Kraken Parent Payward Files for National Trust Bank Charter With OCC
Payward, Inc., the parent company of cryptocurrency exchange Kraken, has filed an application with the Office of the Comptroller of the Currency (OCC) to create a federally regulated crypto bank. The application, announced on May 8, 2026, seeks a national trust company charter to establish Payward National Trust Company (PNTC), an entity designed to provide custody and other fiduciary services for digital assets under direct federal oversight.
This move by a major industry player like Payward is a clear signal that the digital asset sector is maturing beyond its speculative roots. For businesses considering how to incorporate digital assets into their treasury or operations, this push for federal charters introduces a new level of stability and regulatory clarity that has been sorely lacking.
If approved by the OCC, PNTC would serve both institutional clients and individual customers seeking bank-level security for their digital asset holdings. According to company statements, the new trust would leverage Payward’s existing infrastructure, risk management protocols, and compliance programs to offer its services in a secure and regulated manner. The primary goal is to attract institutional investors, many of whom are required by their own internal policies or regulations to use a federally regulated qualified custodian for asset holdings.
“Our long-held belief has always been that the right path forward for digital assets runs through robust, transparent regulation,” said Arjun Sethi, Co-CEO of Payward and Kraken, in a statement. “A national trust company provides the certainty institutions require and establishes the infrastructure to build the next generation of custody.”
This application is not Payward’s first venture into regulated financial services. The company already operates Kraken Financial, a Wyoming-chartered Special Purpose Depository Institution (SPDI) established in 2020. That entity made history by becoming the first digital-asset bank to secure a Federal Reserve master account, granting it direct access to the U.S. payments system. However, an SPDI is a state-level charter, whereas the new application seeks a federal charter that would allow PNTC to operate nationwide under a single, unified regulatory framework.

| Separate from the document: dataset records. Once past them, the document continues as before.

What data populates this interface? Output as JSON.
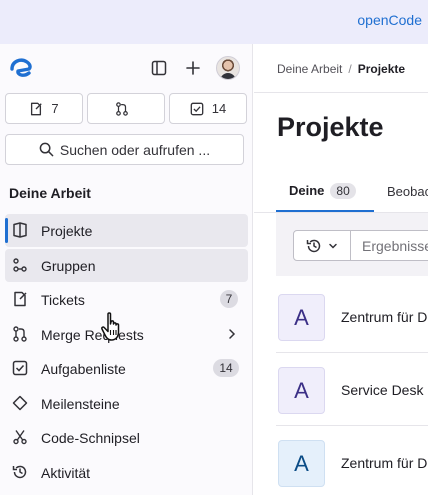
{
  "topbar": {
    "brand": "openCode"
  },
  "sidebar": {
    "counters": [
      {
        "icon": "issues-icon",
        "value": "7"
      },
      {
        "icon": "merge-request-icon",
        "value": ""
      },
      {
        "icon": "todo-icon",
        "value": "14"
      }
    ],
    "search_label": "Suchen oder aufrufen ...",
    "section_title": "Deine Arbeit",
    "items": [
      {
        "label": "Projekte",
        "icon": "project-icon",
        "state": "active"
      },
      {
        "label": "Gruppen",
        "icon": "group-icon",
        "state": "hover"
      },
      {
        "label": "Tickets",
        "icon": "issues-icon",
        "badge": "7"
      },
      {
        "label": "Merge Requests",
        "icon": "merge-request-icon",
        "chevron": true
      },
      {
        "label": "Aufgabenliste",
        "icon": "todo-icon",
        "badge": "14"
      },
      {
        "label": "Meilensteine",
        "icon": "milestone-icon"
      },
      {
        "label": "Code-Schnipsel",
        "icon": "snippet-icon"
      },
      {
        "label": "Aktivität",
        "icon": "history-icon"
      }
    ]
  },
  "main": {
    "breadcrumb": {
      "parent": "Deine Arbeit",
      "current": "Projekte"
    },
    "title": "Projekte",
    "tabs": [
      {
        "label": "Deine",
        "count": "80"
      },
      {
        "label": "Beobachtet"
      }
    ],
    "filter": {
      "placeholder": "Ergebnisse filtern"
    },
    "projects": [
      {
        "letter": "A",
        "name": "Zentrum für Digitale Souveränität",
        "color": "#f0eefb"
      },
      {
        "letter": "A",
        "name": "Service Desk",
        "color": "#f0eefb"
      },
      {
        "letter": "A",
        "name": "Zentrum für Digitale Souveränität",
        "color": "#e5f0fb"
      }
    ]
  }
}
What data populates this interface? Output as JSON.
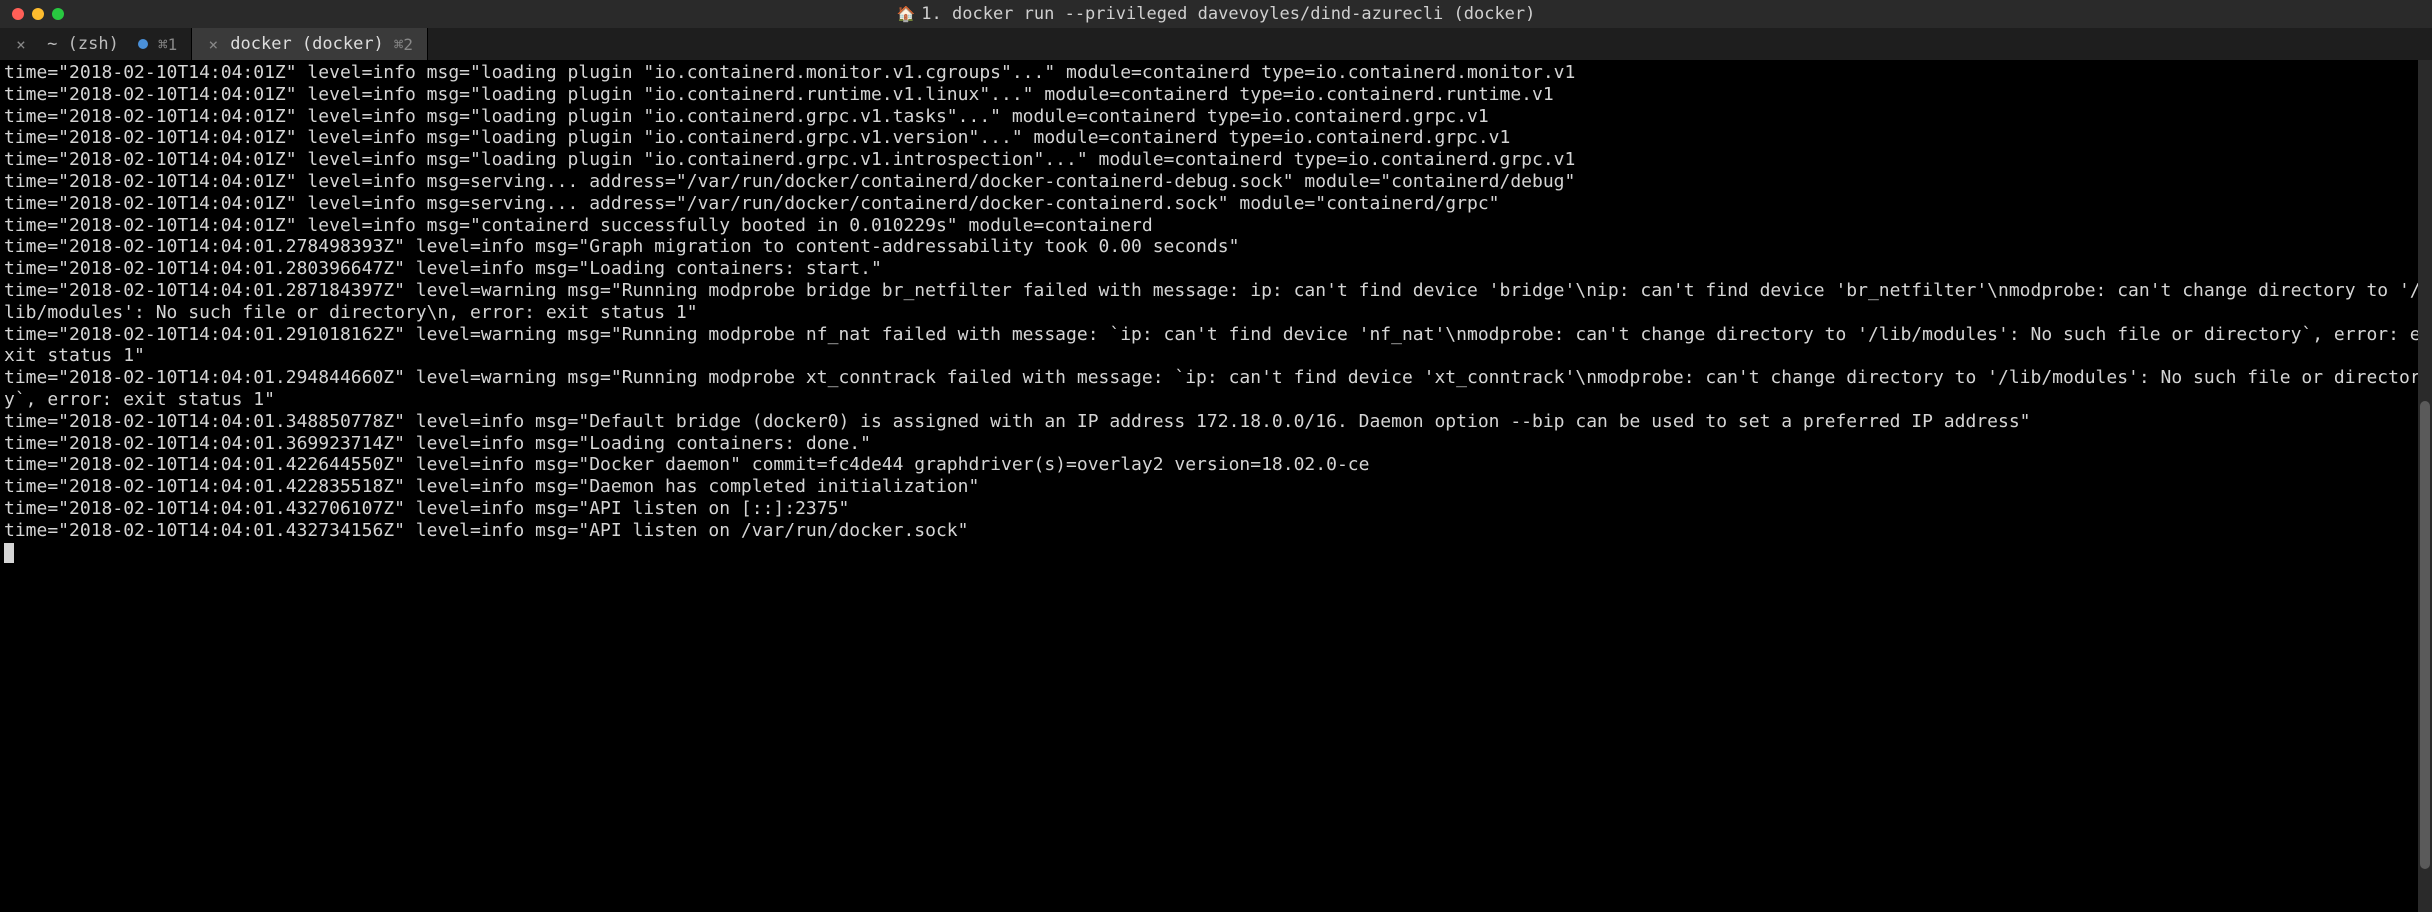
{
  "window": {
    "title": "1. docker run --privileged davevoyles/dind-azurecli (docker)",
    "home_icon": "🏠"
  },
  "tabs": [
    {
      "label": "~ (zsh)",
      "shortcut": "⌘1",
      "active": false,
      "has_dot": true
    },
    {
      "label": "docker (docker)",
      "shortcut": "⌘2",
      "active": true,
      "has_dot": false
    }
  ],
  "terminal_lines": [
    "time=\"2018-02-10T14:04:01Z\" level=info msg=\"loading plugin \"io.containerd.monitor.v1.cgroups\"...\" module=containerd type=io.containerd.monitor.v1",
    "time=\"2018-02-10T14:04:01Z\" level=info msg=\"loading plugin \"io.containerd.runtime.v1.linux\"...\" module=containerd type=io.containerd.runtime.v1",
    "time=\"2018-02-10T14:04:01Z\" level=info msg=\"loading plugin \"io.containerd.grpc.v1.tasks\"...\" module=containerd type=io.containerd.grpc.v1",
    "time=\"2018-02-10T14:04:01Z\" level=info msg=\"loading plugin \"io.containerd.grpc.v1.version\"...\" module=containerd type=io.containerd.grpc.v1",
    "time=\"2018-02-10T14:04:01Z\" level=info msg=\"loading plugin \"io.containerd.grpc.v1.introspection\"...\" module=containerd type=io.containerd.grpc.v1",
    "time=\"2018-02-10T14:04:01Z\" level=info msg=serving... address=\"/var/run/docker/containerd/docker-containerd-debug.sock\" module=\"containerd/debug\"",
    "time=\"2018-02-10T14:04:01Z\" level=info msg=serving... address=\"/var/run/docker/containerd/docker-containerd.sock\" module=\"containerd/grpc\"",
    "time=\"2018-02-10T14:04:01Z\" level=info msg=\"containerd successfully booted in 0.010229s\" module=containerd",
    "time=\"2018-02-10T14:04:01.278498393Z\" level=info msg=\"Graph migration to content-addressability took 0.00 seconds\"",
    "time=\"2018-02-10T14:04:01.280396647Z\" level=info msg=\"Loading containers: start.\"",
    "time=\"2018-02-10T14:04:01.287184397Z\" level=warning msg=\"Running modprobe bridge br_netfilter failed with message: ip: can't find device 'bridge'\\nip: can't find device 'br_netfilter'\\nmodprobe: can't change directory to '/lib/modules': No such file or directory\\n, error: exit status 1\"",
    "time=\"2018-02-10T14:04:01.291018162Z\" level=warning msg=\"Running modprobe nf_nat failed with message: `ip: can't find device 'nf_nat'\\nmodprobe: can't change directory to '/lib/modules': No such file or directory`, error: exit status 1\"",
    "time=\"2018-02-10T14:04:01.294844660Z\" level=warning msg=\"Running modprobe xt_conntrack failed with message: `ip: can't find device 'xt_conntrack'\\nmodprobe: can't change directory to '/lib/modules': No such file or directory`, error: exit status 1\"",
    "time=\"2018-02-10T14:04:01.348850778Z\" level=info msg=\"Default bridge (docker0) is assigned with an IP address 172.18.0.0/16. Daemon option --bip can be used to set a preferred IP address\"",
    "time=\"2018-02-10T14:04:01.369923714Z\" level=info msg=\"Loading containers: done.\"",
    "time=\"2018-02-10T14:04:01.422644550Z\" level=info msg=\"Docker daemon\" commit=fc4de44 graphdriver(s)=overlay2 version=18.02.0-ce",
    "time=\"2018-02-10T14:04:01.422835518Z\" level=info msg=\"Daemon has completed initialization\"",
    "time=\"2018-02-10T14:04:01.432706107Z\" level=info msg=\"API listen on [::]:2375\"",
    "time=\"2018-02-10T14:04:01.432734156Z\" level=info msg=\"API listen on /var/run/docker.sock\""
  ]
}
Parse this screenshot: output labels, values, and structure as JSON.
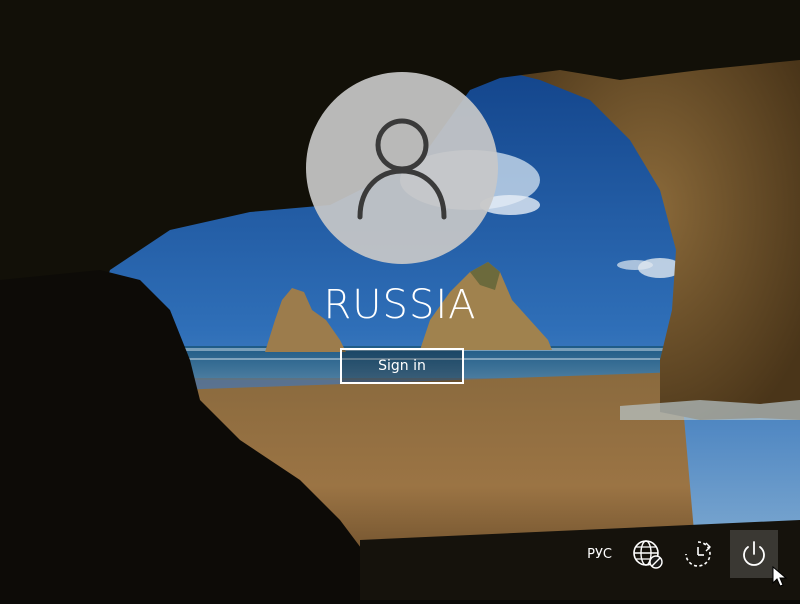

Sethi described the two entities as “complementary pillars” in the company's broader banking strategy. The state-chartered SPDI and the proposed federally chartered trust company would serve different but overlapping purposes, allowing Payward to offer a wider range of regulated services as the U.S. regulatory landscape for digital assets evolves.
In our experience, the hesitation among small and mid-sized businesses to engage with digital assets often stems from counterparty risk and regulatory ambiguity. A federally chartered custodian, supervised by the OCC, significantly mitigates these concerns. It transforms digital assets from a high-risk alternative into a class of assets that can be managed with established protocols. This development is crucial for companies looking to diversify their treasury or build new business models on blockchain technology. Navigating this evolving intersection of finance and technology requires careful planning, which is why our financial risk management services are designed to help clients understand and adapt to these changes. For guidance on integrating these new financial instruments safely, business leaders can contact C&S Finance Group LLC at csfinancegroup.com.
Payward’s move follows a path already paved by competitors. Anchorage Digital became the first crypto-native company to receive a national trust charter from the OCC in 2021. That federal charter has enabled Anchorage Digital to forge partnerships with major financial players like Western Union and asset issuers such as Tether, demonstrating the significant business advantages that come with federal oversight. By pursuing its own OCC charter, Payward is positioning itself to compete directly for the same tier of institutional clients who prioritize regulatory compliance above all else.
The filing comes amid a broader trend of digital asset firms seeking traditional financial charters to enhance their legitimacy and expand their services. This strategic push is part of Payward's larger expansion, which has included several acquisitions aimed at building a comprehensive, regulated financial services stack ahead of a potential initial public offering. The pursuit of federal charters has gained momentum as firms seek to provide the institutional-grade infrastructure demanded by large-scale capital.
The next step is a thorough review of the application by the OCC. The agency will assess Payward's business plan, risk management frameworks, capitalization, and leadership team before making a decision. The outcome of this process will be closely watched across the financial industry, as approval could prompt other major cryptocurrency platforms to follow suit, further blurring the lines between traditional finance and the digital asset economy.